Thomas and Fuller, a second-round draft choice out of Florida State in '95, formed a tight bond quickly. Both started early in their rookie year, and in their fourth NFL game Thomas retaliated after he saw a Steelers lineman punch Fuller away from the play. Instinctively, Thomas ran over and slugged the opponent in the groin. "Boom!" Fuller says, in recalling the incident. "With one punch the guy went down, and I looked around and saw Orlando standing there. You get the vibe, don't you? From that day on Orlando was going to cover my back, and I was going to cover his."

Fuller, however, has been known to cross the line. Last season he was fined $30,000 for poking Green Bay center Frank Winters in the eye. Clearly he believes part of his game is intimidation. And talking, he says, is just part of Minnesota's style of play. "It makes the game fun," he says. "Like against the Packers, where the fans are so into it, that's like Florida-Florida State every time we play. It's like Super Sunday, and you just get so excited out there."
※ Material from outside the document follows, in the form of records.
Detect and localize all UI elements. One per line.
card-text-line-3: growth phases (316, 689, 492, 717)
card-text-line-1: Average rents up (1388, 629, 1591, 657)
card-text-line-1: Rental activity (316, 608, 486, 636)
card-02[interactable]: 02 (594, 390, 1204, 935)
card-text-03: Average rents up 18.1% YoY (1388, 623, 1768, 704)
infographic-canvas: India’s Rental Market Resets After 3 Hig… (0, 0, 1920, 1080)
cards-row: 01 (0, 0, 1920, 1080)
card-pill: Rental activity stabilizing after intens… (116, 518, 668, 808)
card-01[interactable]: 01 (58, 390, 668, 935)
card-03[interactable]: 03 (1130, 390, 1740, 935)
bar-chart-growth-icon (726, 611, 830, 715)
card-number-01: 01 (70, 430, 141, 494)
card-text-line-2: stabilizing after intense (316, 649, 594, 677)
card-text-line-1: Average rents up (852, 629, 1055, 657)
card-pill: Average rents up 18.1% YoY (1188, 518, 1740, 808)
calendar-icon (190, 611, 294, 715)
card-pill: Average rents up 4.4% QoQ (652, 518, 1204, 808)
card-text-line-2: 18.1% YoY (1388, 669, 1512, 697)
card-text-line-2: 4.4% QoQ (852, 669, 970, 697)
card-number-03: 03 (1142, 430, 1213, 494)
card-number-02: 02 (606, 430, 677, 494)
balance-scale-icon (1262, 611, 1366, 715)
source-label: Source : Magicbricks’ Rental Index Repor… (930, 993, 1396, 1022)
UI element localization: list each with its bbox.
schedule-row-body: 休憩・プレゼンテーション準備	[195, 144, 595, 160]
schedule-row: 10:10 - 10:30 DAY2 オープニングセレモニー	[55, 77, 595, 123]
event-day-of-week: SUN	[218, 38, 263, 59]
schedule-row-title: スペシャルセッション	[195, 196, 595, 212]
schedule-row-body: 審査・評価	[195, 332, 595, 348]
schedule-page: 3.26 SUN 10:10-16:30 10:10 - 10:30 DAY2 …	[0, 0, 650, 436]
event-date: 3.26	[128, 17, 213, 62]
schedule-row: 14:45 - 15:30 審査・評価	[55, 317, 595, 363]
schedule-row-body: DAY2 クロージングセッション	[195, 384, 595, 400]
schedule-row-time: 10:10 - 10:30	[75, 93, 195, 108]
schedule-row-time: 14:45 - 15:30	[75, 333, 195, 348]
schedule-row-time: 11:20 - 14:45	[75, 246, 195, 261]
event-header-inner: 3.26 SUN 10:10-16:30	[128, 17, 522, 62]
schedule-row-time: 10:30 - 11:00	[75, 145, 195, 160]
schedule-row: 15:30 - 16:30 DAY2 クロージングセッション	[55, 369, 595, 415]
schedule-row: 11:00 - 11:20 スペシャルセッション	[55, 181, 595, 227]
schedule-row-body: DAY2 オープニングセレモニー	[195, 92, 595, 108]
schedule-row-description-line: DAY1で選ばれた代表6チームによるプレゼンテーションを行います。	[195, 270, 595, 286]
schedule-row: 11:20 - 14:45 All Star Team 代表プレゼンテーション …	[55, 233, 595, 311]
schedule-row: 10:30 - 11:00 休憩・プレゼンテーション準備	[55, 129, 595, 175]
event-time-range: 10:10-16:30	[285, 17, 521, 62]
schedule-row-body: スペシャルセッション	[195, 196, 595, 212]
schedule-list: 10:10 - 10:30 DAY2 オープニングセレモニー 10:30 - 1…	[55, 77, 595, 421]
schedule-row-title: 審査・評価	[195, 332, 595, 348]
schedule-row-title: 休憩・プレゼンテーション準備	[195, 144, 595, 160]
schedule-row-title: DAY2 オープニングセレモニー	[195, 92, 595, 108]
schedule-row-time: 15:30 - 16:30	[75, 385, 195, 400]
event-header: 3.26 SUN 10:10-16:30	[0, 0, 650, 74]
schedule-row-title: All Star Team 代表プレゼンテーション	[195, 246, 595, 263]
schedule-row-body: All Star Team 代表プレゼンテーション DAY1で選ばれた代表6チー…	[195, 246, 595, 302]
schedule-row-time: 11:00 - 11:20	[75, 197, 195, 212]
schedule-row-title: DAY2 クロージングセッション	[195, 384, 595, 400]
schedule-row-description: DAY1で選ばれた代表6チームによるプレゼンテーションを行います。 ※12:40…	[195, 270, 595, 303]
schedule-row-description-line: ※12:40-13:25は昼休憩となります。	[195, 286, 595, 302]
He's not proud of all the lip, though. "When I go home at night," Fuller says, "I pray to God to forgive me for some of the things I said that day."

The Vikings can live with the lip if the secondary performs as it did last year. It was ninth in the league in pass defense, tied for fourth in interceptions (22) and maybe last in respect. Not even Thomas got a sniff in Pro Bowl voting, and the quartet says the slight is what drives them entering the '97 season. "Just watch us this year. Watch us in the big games," Fuller says. "We'll be there."

In five seasons under coach Dennis Green, the Vikings have won the NFC Central title twice and have been to the playoffs two other times. But if Minnesota expects to get back to the postseason this year—and win its first playoff game under Green—Fuller & Co. will have to play as good a game as they talk.